Essa irmandade entre Bolívia e Brasil não acaba aí; chega também ao paladar. Em Guajará-Mirim, temos à disposição, deliciosas saltenhas, uma espécie de pastel que vem recheado de frango desfiado e um caldo dentro muito bem temperado. Para beber, a chicha – um suco feito do milho duro que o casal de brasileiros, Delmira Santiago e Edmundo Flores, fazem questão de produzir artesanalmente, batido no pilão, peneirado, cozido, coado em pano de algodão e temperado com folha de figo ou canela e adoçado a gosto; um verdadeiro néctar e para as mulheres que estão amamentando, dizem ser um potente estimulante para a produção de leite. Vale registrar também o Marradito, uma espécie de arroz de carreteiro refinado – arroz cozido com carne seca ou jabá, banana comprida frita e para completar, a irresistível forofinha de mandioca para brasileiro nenhum botar defeito. Independentemente das dietas alimentares, que cada vez mais nos oferecem cardápios diversificados, com ou sem a utilização de carnes, a alimentação certamente é um elemento fundamental para o fortalecimento de nossas raízes, real e simbolicamente.

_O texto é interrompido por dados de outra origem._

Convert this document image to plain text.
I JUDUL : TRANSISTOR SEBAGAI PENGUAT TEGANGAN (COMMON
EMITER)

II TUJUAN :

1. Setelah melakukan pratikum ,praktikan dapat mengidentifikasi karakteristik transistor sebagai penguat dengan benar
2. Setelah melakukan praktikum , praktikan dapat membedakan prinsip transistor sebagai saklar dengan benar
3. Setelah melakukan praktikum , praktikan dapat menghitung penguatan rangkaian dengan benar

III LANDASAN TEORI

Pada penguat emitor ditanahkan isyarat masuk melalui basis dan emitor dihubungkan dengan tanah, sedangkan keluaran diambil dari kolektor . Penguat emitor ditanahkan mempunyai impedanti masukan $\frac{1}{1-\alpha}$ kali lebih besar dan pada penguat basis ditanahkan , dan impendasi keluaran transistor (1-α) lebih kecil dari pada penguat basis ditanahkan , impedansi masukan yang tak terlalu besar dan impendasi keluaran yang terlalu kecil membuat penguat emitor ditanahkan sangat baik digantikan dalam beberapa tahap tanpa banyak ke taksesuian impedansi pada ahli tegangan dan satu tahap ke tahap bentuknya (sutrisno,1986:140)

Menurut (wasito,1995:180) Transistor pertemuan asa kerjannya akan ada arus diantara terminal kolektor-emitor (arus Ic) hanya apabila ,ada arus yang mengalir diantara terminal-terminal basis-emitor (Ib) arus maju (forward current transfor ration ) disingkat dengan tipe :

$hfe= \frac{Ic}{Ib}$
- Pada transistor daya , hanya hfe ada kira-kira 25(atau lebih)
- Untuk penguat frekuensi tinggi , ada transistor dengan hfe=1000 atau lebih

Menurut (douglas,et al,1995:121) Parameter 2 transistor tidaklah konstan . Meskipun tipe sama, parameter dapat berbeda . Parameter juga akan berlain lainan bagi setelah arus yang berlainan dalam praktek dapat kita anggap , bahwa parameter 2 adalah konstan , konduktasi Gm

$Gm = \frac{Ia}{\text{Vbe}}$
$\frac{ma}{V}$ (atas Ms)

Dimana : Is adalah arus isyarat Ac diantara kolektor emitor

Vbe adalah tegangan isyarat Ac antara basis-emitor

Saímos daqui com a certeza de que precisamos ir além das fronteiras demarcadas nos mapas; que é uma atitude inteligente parar de insistir em separar, o que por natureza é inseparável. Os costumes, as culturas e até as crenças podem ser diferentes e é prudente e aconselhável que assim sejam cultivadas, pelo bem da estética criativa e da ética sustentável. É o lugar propício para colocar em prática um conceito que os povos andinos, tão sabiamente chamam de bem-viver, que é diferente de qualidade de vida, pois não está sustentado no paradigma da produção e do consumo indiscriminados.

Para os andinos, o bem-viver é um conceito tão fundamental, que está presente até na constituição, tanto da Bolívia, quanto do Equador e preconiza basicamente, sabedoria. Sabedoria para comer e beber, sem agredir o próprio corpo e o corpo da Mãe Terra; para falar construtivamente, atingindo o coração do outro; para escutar não só com os ouvidos, mas com o corpo inteiro, pois todos os seres enviam mensagens; para pensar, mais com o coração do que com a cabeça; para meditar guardando tempos de silêncio e introspecção; para caminhar, pois nunca caminhamos sós, mas com o sol, a lua e acompanhados pelos nossos ancestrais; para trabalhar como autorealização e não como um fardo; para amar e ser amado – reciprocidade; e até para saber dançar no ritmo da natureza e do universo; por fim dar e receber, pois a vida surge da interação dessas forças.

Reaprender a fazer alianças interculturais entre os povos, mais do que um meio de fortalecimento e reconhecimento de suas raízes ancestrais; é também um instrumento de preservação da natureza e de ampliação dos territórios não só geográficos, mas também mentais, para compreendermos que afinal de contas a terra não tem dono; que as águas do rio Mamoré não separam as cidades gêmeas; ele as une como um tecido forte e fluido, no qual podemos navegar com o Divino Espírito Santo e aportando em terras sem fronteiras, também dançar El Torito, para urgentemente recuperar a Cultura da Vida e recordar como é bom bem-viver.